Il contributo che vorremmo dare alla manifestazione del 19 settembre è un richiamo a tutti noi, affinché riflettiamo sulle responsabilità che abbiamo avuto nel permettere che si creasse nel nostro paese e nelle nostre istituzioni un “senso comune” nel quale il razzismo e la discriminazione hanno trovato terreno fertile per legittimarsi e diffondersi.
Si alimenta così un clima di odio, con il risultato di rendere la vita un inferno per alcuni gruppi sociali, ma anche di abbrutire nel suo insieme la vita sociale nel nostro paese: così non si costruisce “sicurezza”, bensì conflitto e malessere diffuso, distogliendo l’attenzione dalle responsabilità del potere politico ed economico mentre dilagano crisi e disoccupazione.
Oltre un anno fa lanciammo un appello ai colleghi giornalisti dal titolo “I media rispettino il popolo rom”. Eravamo nel pieno di una campagna politica e mediatica che criminalizzava un gruppo umano che ha una lunga storia di discriminazioni.
Da allora non ci siamo stancati di segnalare i molti - troppi - casi in cui i media hanno contribuito a creare un clima di ansia e di allarme verso i migranti e le minoranze, tradendo i principi deontologici (rispetto delle persone, attinenza ai fatti, autonomia dalla politica).
Abbiamo proposto ai colleghi di avviare una seria riflessione sul comportamento dei media in merito alla cosiddetta “emergenza sicurezza” che domina l’informazione e l’agenda politica ormai da molto tempo; abbiamo proposto di adoperare un linguaggio misurato e appropriato, ad esempio mettendo al bando parole come “clandestino”, “extracomunitario”, “nomade”, usate ormai regolarmente in modo inesatto e discriminatorio.
L’appello è stato raccolto da alcune testate e - a titolo personale - da qualche centinaio di giornalisti, ma ancora non basta, e nel frattempo il parlamento ha approvato un “pacchetto sicurezza” che contiene alcune norme che negano il principio costituzionale di eguaglianza fra le persone.
Molti colleghi e redazioni, per senso di impotenza o quieto vivere, preferiscono assecondare il clima di paura che viviamo anziché assumersi la responsabilità sociale di costruire una società migliore a partire dal modo in cui la si racconta.
Siamo convinti che la libertà di stampa, l’autonomia professionale e la credibilità dell’informazione si possano difendere solo raccogliendo davvero le sfide del nostro tempo, a cominciare dall’incontro fra culture e fra persone, riconoscendo ad esempio che i migranti non sono la parte malata di una società importante, ma una parte importante di una società malata.
Ognuno ha la possibilità di contrastare la deriva in corso.

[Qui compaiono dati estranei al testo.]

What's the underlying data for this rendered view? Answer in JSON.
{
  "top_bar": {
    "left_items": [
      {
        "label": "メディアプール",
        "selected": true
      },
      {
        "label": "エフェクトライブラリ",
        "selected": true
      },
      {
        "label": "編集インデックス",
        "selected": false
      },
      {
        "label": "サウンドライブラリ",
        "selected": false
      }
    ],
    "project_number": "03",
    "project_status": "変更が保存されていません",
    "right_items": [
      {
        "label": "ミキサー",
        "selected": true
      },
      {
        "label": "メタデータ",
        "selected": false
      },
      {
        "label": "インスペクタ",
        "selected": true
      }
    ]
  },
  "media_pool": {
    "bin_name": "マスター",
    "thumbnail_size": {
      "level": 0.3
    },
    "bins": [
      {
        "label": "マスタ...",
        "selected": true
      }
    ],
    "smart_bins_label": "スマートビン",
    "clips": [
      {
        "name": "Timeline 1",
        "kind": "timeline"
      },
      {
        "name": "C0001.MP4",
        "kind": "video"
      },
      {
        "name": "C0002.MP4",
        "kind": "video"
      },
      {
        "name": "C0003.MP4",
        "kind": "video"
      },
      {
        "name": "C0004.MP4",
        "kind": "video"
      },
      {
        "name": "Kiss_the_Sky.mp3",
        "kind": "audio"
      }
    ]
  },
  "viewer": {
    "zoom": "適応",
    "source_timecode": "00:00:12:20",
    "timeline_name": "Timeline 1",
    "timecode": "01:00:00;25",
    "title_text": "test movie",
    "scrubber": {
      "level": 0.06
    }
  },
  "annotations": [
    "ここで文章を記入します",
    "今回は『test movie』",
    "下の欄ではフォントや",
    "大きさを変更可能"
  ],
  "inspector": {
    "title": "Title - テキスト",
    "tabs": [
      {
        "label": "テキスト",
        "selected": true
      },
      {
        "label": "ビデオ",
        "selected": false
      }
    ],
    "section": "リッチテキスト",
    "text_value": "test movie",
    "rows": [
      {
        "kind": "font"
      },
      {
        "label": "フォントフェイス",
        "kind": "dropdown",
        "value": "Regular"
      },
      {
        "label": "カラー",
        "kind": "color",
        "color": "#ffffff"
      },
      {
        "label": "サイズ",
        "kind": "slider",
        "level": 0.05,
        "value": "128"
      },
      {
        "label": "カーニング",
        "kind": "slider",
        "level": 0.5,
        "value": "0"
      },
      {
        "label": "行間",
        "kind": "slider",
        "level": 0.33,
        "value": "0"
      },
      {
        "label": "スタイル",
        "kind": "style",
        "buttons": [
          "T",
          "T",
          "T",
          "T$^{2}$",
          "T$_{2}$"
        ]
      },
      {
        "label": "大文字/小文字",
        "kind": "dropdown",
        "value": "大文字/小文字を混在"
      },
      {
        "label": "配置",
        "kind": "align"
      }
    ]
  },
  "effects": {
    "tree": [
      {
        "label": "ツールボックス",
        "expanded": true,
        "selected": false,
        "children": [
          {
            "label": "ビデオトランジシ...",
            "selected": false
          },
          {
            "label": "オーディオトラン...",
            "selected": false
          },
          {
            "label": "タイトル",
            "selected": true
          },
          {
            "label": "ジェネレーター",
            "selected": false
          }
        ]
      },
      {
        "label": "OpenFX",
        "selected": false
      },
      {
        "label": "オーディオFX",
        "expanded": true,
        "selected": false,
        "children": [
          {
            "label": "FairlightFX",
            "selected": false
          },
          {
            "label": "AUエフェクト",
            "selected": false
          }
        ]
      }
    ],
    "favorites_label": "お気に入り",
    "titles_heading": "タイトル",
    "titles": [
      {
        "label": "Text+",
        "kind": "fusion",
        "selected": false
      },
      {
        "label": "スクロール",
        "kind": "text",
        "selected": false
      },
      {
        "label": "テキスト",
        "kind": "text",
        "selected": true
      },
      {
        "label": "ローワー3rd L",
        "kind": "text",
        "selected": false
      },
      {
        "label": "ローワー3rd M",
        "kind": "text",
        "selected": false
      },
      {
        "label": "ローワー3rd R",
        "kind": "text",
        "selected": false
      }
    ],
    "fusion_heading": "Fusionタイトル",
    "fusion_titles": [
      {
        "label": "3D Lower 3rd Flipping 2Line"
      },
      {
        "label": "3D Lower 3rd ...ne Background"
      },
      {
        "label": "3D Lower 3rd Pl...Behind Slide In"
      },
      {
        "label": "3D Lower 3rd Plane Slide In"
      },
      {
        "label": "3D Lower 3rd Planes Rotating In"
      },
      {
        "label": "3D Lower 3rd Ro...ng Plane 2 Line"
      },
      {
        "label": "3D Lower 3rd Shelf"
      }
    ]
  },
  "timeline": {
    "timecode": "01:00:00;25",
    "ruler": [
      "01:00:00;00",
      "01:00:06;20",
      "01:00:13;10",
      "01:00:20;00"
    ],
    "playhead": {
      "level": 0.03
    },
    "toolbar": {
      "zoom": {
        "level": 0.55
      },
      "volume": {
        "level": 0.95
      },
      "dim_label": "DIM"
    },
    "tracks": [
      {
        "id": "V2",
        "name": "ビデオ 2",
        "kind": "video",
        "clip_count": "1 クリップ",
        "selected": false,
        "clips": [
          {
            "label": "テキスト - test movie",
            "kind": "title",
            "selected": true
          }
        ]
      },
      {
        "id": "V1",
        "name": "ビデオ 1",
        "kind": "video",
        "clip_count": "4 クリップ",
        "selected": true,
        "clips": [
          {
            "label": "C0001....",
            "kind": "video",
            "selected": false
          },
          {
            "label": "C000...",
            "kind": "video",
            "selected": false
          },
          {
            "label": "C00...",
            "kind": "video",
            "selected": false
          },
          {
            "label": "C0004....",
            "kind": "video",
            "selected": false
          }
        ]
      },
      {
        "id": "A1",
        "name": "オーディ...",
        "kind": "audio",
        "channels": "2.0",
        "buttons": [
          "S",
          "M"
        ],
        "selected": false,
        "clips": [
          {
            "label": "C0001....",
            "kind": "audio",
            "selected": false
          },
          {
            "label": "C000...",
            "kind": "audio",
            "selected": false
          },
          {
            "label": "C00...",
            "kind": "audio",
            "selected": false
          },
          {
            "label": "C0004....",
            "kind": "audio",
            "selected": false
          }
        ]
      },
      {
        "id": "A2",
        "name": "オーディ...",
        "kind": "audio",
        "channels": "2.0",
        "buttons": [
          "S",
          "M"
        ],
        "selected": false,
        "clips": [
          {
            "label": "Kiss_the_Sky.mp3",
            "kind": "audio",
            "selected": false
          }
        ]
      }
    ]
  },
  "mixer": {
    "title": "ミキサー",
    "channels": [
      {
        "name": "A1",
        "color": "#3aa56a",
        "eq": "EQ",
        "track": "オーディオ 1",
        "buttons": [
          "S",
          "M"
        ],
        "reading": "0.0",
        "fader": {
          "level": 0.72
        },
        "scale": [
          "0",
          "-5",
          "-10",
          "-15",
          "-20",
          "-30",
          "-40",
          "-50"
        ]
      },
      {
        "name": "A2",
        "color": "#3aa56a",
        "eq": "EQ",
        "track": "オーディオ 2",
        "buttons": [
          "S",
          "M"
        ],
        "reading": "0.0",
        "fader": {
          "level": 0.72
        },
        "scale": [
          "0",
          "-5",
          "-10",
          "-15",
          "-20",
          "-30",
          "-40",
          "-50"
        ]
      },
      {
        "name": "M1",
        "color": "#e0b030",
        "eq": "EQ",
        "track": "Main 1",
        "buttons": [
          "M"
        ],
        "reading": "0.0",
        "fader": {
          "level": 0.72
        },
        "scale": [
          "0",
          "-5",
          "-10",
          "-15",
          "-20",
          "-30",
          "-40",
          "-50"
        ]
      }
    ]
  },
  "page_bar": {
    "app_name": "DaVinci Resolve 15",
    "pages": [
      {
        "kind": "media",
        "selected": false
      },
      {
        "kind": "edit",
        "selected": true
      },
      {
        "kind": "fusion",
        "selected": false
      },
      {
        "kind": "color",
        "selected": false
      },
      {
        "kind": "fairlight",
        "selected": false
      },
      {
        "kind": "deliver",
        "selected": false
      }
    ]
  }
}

Ognuno lo faccia nei modi che gli sono concessi, ma non stia a guardare. Non si chiedono atti di eorismo ma almeno granelli di sabbia che piano piano riescano a fermare il meccanismo infernale che si è innescato: un pensiero in più, una parola più adatta di quella usata abitualmente, una verifica dei fatti, una domanda scomoda...
Con questo spirito aderiamo alla manifestaizone di Roma.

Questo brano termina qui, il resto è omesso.